A Teams
Action Duchenne is aiming to build a network of those living with Duchenne their parents, families and supporters across the UK and Ireland.
What is an A Team?
Its simple. get together with some family members and friends and organise an event. It could be a coffee morning or car boot sale. You might want to support a parent who is running a marathon with lots of fundraising ideas. You might want to meet your local MP. Set up email contacts and meet on a regular basis.
Let us know where you are and you can put up your news on the Action Duchenne website. You can then attract more people to get involved.
That's an A Team.
Why do we need to build this network?
If we can organise lots of groups around the UK we can begin to raise the £millions that we need for research and campaigns for better medical care.
It also means that Duchenne will always be in the local and national media and we can begin to influence government policy makers. We need this network to raise awareness of Duchenne and Becker and to lobby local MP's, councillors, MSP's and AM's.
Every year Action Duchenne organises mass lobbies of parliament, the Scottish Parliament, Welsh Assembly and the Norther Irish Assembly. Action Duchenne has already begun to organise lobbying of the Dail in Dublin.

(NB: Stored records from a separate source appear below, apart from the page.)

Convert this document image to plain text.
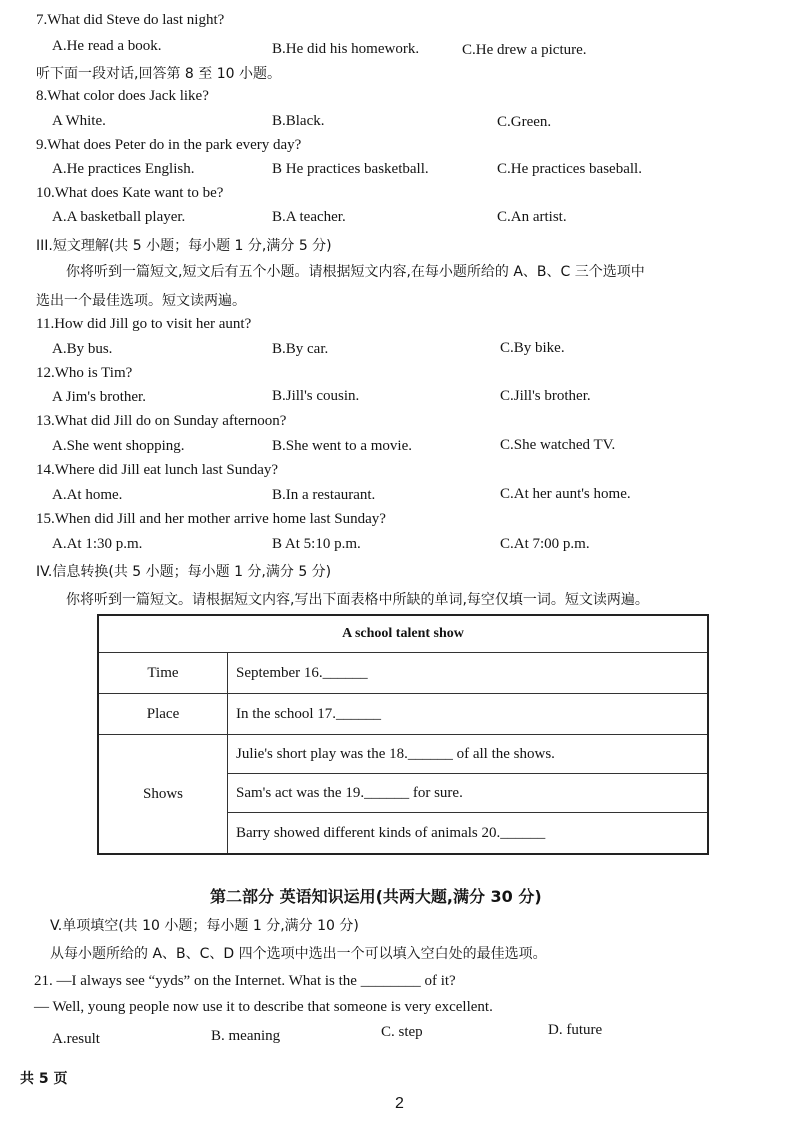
7.What did Steve do last night?
A.He read a book.	B.He did his homework.	C.He drew a picture.
听下面一段对话,回答第 8 至 10 小题。
8.What color does Jack like?
A White.	B.Black.	C.Green.
9.What does Peter do in the park every day?
A.He practices English.	B He practices basketball.	C.He practices baseball.
10.What does Kate want to be?
A.A basketball player.	B.A teacher.	C.An artist.
III.短文理解(共 5 小题；每小题 1 分,满分 5 分)
你将听到一篇短文,短文后有五个小题。请根据短文内容,在每小题所给的 A、B、C 三个选项中
选出一个最佳选项。短文读两遍。
11.How did Jill go to visit her aunt?
A.By bus.	B.By car.	C.By bike.
12.Who is Tim?
A Jim's brother.	B.Jill's cousin.	C.Jill's brother.
13.What did Jill do on Sunday afternoon?
A.She went shopping.	B.She went to a movie.	C.She watched TV.
14.Where did Jill eat lunch last Sunday?
A.At home.	B.In a restaurant.	C.At her aunt's home.
15.When did Jill and her mother arrive home last Sunday?
A.At 1:30 p.m.	B At 5:10 p.m.	C.At 7:00 p.m.
IV.信息转换(共 5 小题；每小题 1 分,满分 5 分)
你将听到一篇短文。请根据短文内容,写出下面表格中所缺的单词,每空仅填一词。短文读两遍。
A school talent show	
Time	September 16.______
Place	In the school 17.______
Shows	Julie's short play was the 18.______ of all the shows.
	Sam's act was the 19.______ for sure.
	Barry showed different kinds of animals 20.______
第二部分 英语知识运用(共两大题,满分 30 分)
V.单项填空(共 10 小题；每小题 1 分,满分 10 分)
从每小题所给的 A、B、C、D 四个选项中选出一个可以填入空白处的最佳选项。
21. —I always see “yyds” on the Internet. What is the ________ of it?
— Well, young people now use it to describe that someone is very excellent.
A.result	B. meaning	C. step	D. future
共 5 页
2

The lobbying is for funding research and to win better medical care for young people with Duchenne and Becker.
Does it work?
Yes....Yes....Yes
We have funded research projects for over £400,000. We are currently funding a drug discovery programme with Summit in Oxford for over £250,000.

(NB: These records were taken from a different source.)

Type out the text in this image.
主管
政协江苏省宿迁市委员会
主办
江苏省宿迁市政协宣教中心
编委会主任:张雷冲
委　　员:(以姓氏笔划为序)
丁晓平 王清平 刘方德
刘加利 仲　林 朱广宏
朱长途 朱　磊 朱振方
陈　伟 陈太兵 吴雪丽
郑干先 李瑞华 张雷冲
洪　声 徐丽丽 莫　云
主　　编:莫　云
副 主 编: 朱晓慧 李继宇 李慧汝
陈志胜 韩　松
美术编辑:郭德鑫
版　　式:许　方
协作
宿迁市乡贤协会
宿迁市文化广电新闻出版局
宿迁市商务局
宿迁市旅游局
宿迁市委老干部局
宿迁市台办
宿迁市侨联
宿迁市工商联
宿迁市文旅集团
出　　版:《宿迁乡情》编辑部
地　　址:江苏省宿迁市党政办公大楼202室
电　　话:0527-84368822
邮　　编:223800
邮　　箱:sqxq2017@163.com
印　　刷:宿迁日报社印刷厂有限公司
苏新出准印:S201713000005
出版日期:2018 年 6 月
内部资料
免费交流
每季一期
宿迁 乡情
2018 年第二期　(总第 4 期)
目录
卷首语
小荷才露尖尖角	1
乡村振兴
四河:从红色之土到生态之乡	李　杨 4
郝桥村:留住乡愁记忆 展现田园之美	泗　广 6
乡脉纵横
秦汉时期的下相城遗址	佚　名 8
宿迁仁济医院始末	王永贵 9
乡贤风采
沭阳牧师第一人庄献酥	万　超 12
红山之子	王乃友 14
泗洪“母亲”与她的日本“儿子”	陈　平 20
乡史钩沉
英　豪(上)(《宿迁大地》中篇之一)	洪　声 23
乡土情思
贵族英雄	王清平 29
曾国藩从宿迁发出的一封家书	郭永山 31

Action Duchenne has already won over £2m in funding for the MDEX exon skipping clinical trials through the Race Against Time Campaign.
We have successfully campaigned to win a new translational research centre of excellence at Great Ormond Street/Queens Square in London.
But we need so much more.
So make a start today and phone up a few friends and you will see how easy it is to start raising funds for Action Duchenne.